With the two-state solution on life support and the Palestinian Authority and Hamas still at odds in their respective fiefdoms, Israeli government officials are contemplating a three-state model. The plan would essentially formalize the current status quo of a Hamas-ruled Gaza, a nominal Palestinian Authority state in most of the West Bank, and Israel within its 1967 borders plus a few annexed settlement blocs. James Zogby of the Arab-American Institute insists that this would never be sustainable because Palestinians would not allow Gaza to remain “a reservation of poverty, despair, and anger.” Still, with no sign of a reconciliation between Hamas and the Palestinian Authority, and the refusal of Hamas to acknowledge Israel’s right to exist, some in the Israeli government believe maintaining the status quo is the easiest option.

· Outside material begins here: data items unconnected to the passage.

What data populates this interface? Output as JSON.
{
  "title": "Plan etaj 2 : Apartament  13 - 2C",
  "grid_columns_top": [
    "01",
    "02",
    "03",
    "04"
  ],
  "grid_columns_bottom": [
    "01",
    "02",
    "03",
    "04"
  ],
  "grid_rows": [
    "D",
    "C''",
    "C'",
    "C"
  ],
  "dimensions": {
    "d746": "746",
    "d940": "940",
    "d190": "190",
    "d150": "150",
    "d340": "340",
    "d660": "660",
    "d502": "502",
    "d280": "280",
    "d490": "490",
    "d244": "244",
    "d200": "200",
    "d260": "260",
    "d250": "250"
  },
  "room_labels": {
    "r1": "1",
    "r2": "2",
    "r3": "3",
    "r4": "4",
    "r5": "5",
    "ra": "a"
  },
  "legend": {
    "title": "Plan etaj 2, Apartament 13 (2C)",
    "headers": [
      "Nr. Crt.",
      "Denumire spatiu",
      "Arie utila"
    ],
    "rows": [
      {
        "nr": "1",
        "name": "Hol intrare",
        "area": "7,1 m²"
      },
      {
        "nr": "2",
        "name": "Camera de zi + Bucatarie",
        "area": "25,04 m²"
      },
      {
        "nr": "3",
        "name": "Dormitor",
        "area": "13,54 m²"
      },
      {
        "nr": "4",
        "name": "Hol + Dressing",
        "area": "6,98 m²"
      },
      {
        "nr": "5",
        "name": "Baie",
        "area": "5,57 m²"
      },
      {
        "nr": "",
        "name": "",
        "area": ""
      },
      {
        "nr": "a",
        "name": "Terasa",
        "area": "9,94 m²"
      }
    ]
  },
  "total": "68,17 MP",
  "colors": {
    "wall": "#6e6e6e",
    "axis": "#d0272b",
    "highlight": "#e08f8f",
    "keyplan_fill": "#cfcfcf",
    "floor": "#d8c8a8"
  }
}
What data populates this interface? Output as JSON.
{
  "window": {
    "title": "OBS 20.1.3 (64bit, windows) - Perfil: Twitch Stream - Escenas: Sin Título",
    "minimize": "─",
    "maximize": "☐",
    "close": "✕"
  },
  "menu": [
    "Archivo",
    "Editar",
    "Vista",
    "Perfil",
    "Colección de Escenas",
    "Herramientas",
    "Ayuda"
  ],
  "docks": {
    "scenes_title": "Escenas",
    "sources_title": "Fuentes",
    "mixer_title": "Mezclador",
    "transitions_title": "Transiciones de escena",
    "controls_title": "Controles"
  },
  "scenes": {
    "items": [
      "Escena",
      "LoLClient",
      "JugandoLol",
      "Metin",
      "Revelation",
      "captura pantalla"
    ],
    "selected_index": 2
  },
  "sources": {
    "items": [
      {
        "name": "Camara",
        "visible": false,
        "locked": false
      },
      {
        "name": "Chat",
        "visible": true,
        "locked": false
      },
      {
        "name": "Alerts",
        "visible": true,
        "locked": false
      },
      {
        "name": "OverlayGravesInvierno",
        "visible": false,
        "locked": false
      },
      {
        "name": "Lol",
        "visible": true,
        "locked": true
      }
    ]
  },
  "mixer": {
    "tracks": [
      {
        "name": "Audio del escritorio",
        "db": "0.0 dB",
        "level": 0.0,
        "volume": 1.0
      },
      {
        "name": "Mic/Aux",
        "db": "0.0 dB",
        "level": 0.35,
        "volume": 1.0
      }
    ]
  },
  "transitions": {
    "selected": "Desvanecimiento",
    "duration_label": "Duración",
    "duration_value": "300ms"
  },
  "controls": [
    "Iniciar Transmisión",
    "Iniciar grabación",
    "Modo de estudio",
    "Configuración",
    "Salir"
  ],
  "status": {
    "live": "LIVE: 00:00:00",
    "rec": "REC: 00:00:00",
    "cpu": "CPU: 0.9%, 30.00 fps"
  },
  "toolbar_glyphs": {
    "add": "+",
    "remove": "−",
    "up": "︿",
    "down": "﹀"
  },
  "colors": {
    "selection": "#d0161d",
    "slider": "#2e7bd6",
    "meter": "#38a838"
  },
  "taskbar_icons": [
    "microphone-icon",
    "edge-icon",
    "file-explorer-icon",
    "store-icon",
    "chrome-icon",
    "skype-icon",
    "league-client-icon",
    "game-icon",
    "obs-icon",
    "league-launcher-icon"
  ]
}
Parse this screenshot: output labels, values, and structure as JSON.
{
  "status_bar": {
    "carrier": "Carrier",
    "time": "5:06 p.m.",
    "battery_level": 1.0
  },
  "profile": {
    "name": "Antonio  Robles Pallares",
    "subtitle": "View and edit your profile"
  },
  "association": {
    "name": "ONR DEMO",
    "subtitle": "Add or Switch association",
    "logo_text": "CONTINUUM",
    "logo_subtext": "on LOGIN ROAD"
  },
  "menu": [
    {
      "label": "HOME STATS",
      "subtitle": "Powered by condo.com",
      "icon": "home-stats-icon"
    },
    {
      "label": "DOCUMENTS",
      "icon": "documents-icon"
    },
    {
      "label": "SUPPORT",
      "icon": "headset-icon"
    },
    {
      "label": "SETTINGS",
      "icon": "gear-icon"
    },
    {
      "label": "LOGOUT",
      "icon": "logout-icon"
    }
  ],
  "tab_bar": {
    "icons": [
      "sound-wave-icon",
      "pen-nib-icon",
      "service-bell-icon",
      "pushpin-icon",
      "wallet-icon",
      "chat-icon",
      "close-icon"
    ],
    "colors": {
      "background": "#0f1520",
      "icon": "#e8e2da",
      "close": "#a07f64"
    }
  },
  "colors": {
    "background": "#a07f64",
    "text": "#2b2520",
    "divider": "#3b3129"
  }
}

Last week, Israelis and Palestinians resumed so-called proximity talks, with American mediators shuttling back and forth because the two parties will not meet each other face-to-face. None of these ideas will likely be on the agenda. The United States is still a firm believer in the peace process, and the two-state solution remains an article of faith in Washington and among regional experts.

But as facts on the ground gradually extinguish the possibility of a two-state deal, the unorthodox options deserve consideration, if only as a glimpse into what the future may hold. Moreover, the specter of a one-state solution could soon be invoked as a threat in negotiations if Palestinians do not see a viable independent state on the horizon.

Meanwhile, officials like Barak, who warn ominously that Israel will sink into apartheid, are doing little to encourage the territorial concessions necessary to steer Israel away from that perilous course. Pleased with a booming economy and an absence of suicide bombings, the Israeli government appears to be in no rush to seal a comprehensive deal, believing that the status quo can hold for several years. But not forever. Ironically, when that time comes, the Israeli officials who talk of three states as a stopgap measure and claim they are working to create two coexisting side-by-side in peace and harmony, could soon find themselves left with only one — the scenario they have always dreaded.

Sasha Polakow-Suransky is a senior editor at Foreign Affairs and author of ”The Unspoken Alliance: Israel’s Secret Relationship with Apartheid South Africa.”